Comédienne : alternance théâtre et doublage
Des cachets morcelés et des journées en studio créent une base solide pour l’ARE (allocation de retour à l’emploi). Le vrai sujet : centraliser toutes les AEM des studios, où la paperasse peut glisser. Un drive partagé « paie + contrats + relevés » avec nommage standard supprime le risque d’oubli.
Régisseur général en tournée internationale
Plusieurs employeurs étrangers, cachets payés en France via la structure de production. Le point clé reste la qualification juridique de chaque mission et l’employeur de droit. Sans ces précisions, des heures « hors champ » pourraient être écartées de l’annexe 8.
Checklist express pour un dossier sans accroc
- Conserver chaque bulletin, contrat et AEM (attestation employeur mensuelle) dès réception.
- Mettre à jour un registre des heures, cachets, lieux et employeurs.
- Scanner et classer par mois ; doublon sur un cloud chiffré.
- Lancer le renouvellement à J-30 de la date anniversaire.
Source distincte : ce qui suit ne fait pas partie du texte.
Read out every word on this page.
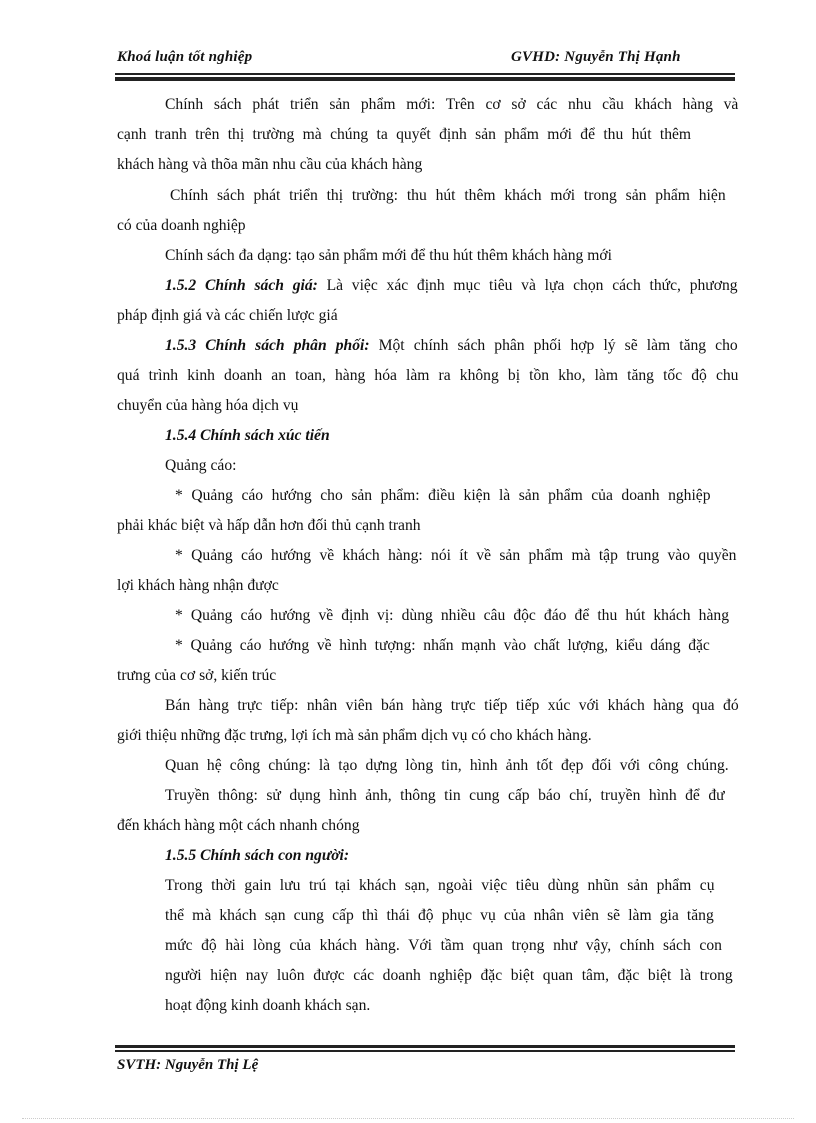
Khoá luận tốt nghiệp	GVHD: Nguyễn Thị Hạnh
Chính sách phát triển sản phẩm mới: Trên cơ sở các nhu cầu khách hàng và
cạnh tranh trên thị trường mà chúng ta quyết định sản phẩm mới để thu hút thêm
khách hàng và thõa mãn nhu cầu của khách hàng
Chính sách phát triển thị trường: thu hút thêm khách mới trong sản phẩm hiện
có của doanh nghiệp
Chính sách đa dạng: tạo sản phẩm mới để thu hút thêm khách hàng mới
1.5.2 Chính sách giá: Là việc xác định mục tiêu và lựa chọn cách thức, phương
pháp định giá và các chiến lược giá
1.5.3 Chính sách phân phối: Một chính sách phân phối hợp lý sẽ làm tăng cho
quá trình kinh doanh an toan, hàng hóa làm ra không bị tồn kho, làm tăng tốc độ chu
chuyển của hàng hóa dịch vụ
1.5.4 Chính sách xúc tiến
Quảng cáo:
* Quảng cáo hướng cho sản phẩm: điều kiện là sản phẩm của doanh nghiệp
phải khác biệt và hấp dẫn hơn đối thủ cạnh tranh
* Quảng cáo hướng về khách hàng: nói ít về sản phẩm mà tập trung vào quyền
lợi khách hàng nhận được
* Quảng cáo hướng về định vị: dùng nhiều câu độc đáo để thu hút khách hàng
* Quảng cáo hướng về hình tượng: nhấn mạnh vào chất lượng, kiểu dáng đặc
trưng của cơ sở, kiến trúc
Bán hàng trực tiếp: nhân viên bán hàng trực tiếp tiếp xúc với khách hàng qua đó
giới thiệu những đặc trưng, lợi ích mà sản phẩm dịch vụ có cho khách hàng.
Quan hệ công chúng: là tạo dựng lòng tin, hình ảnh tốt đẹp đối với công chúng.
Truyền thông: sử dụng hình ảnh, thông tin cung cấp báo chí, truyền hình để đư
đến khách hàng một cách nhanh chóng
1.5.5 Chính sách con người:
Trong thời gain lưu trú tại khách sạn, ngoài việc tiêu dùng nhũn sản phẩm cụ
thể mà khách sạn cung cấp thì thái độ phục vụ của nhân viên sẽ làm gia tăng
mức độ hài lòng của khách hàng. Với tầm quan trọng như vậy, chính sách con
người hiện nay luôn được các doanh nghiệp đặc biệt quan tâm, đặc biệt là trong
hoạt động kinh doanh khách sạn.
SVTH: Nguyễn Thị Lệ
- Suivre la messagerie et répondre sous 72 h aux demandes.
Questions d’argent : gérer la variabilité des revenus
Votre activité ressemble à une TPE mobile. Un coussin de sécurité équivalant à deux mois de charges lisse les creux. Échelonnez vos gros achats matériels hors périodes de différé d’indemnisation. Surveillez le cumul « jours indemnisés + jours payés » pour éviter les récupérations ultérieures.
Côté fiscal, catégorisez vos flux : salaires, remboursements de frais, droits voisins, aides. Les frontières importent pour l’salaire journalier de référence et pour vos déclarations annuelles.
Rappels réglementaires utiles
- La règle des 507 heures s’apprécie sur une période de référence mobile de 12 mois à la veille de l’examen.
- Les fonctions éligibles diffèrent entre annexe 10 et annexe 8 ; vérifiez la nomenclature métier officielle.
- Des aménagements peuvent exister sur les « heures assimilées » selon les accords Unédic en vigueur.
Les paramètres d’indemnisation évoluent par accords. Appuyez-vous sur les documents de France Travail et de l’Unédic pour les chiffres à jour avant de bâtir votre prévisionnel.
À retenir et prochaine étape
Trois leviers protègent votre revenu : un dossier carré, une veille régulière sur vos droits et une stratégie de formation continue. L’alliance de France Travail Spectacle, d’Audiens et de l’AFDAS vous offre un cadre robuste ; votre méthode quotidienne fait la différence sur la durée.
Ouvrez ou vérifiez votre espace, préparez vos pièces et sécurisez votre prochain renouvellement. Si un imprévu administratif survient, gardez le réflexe de traiter vite, notamment en cas de rendez-vous manqué. Votre cap reste le même : une carrière artistique durable, financée avec rigueur.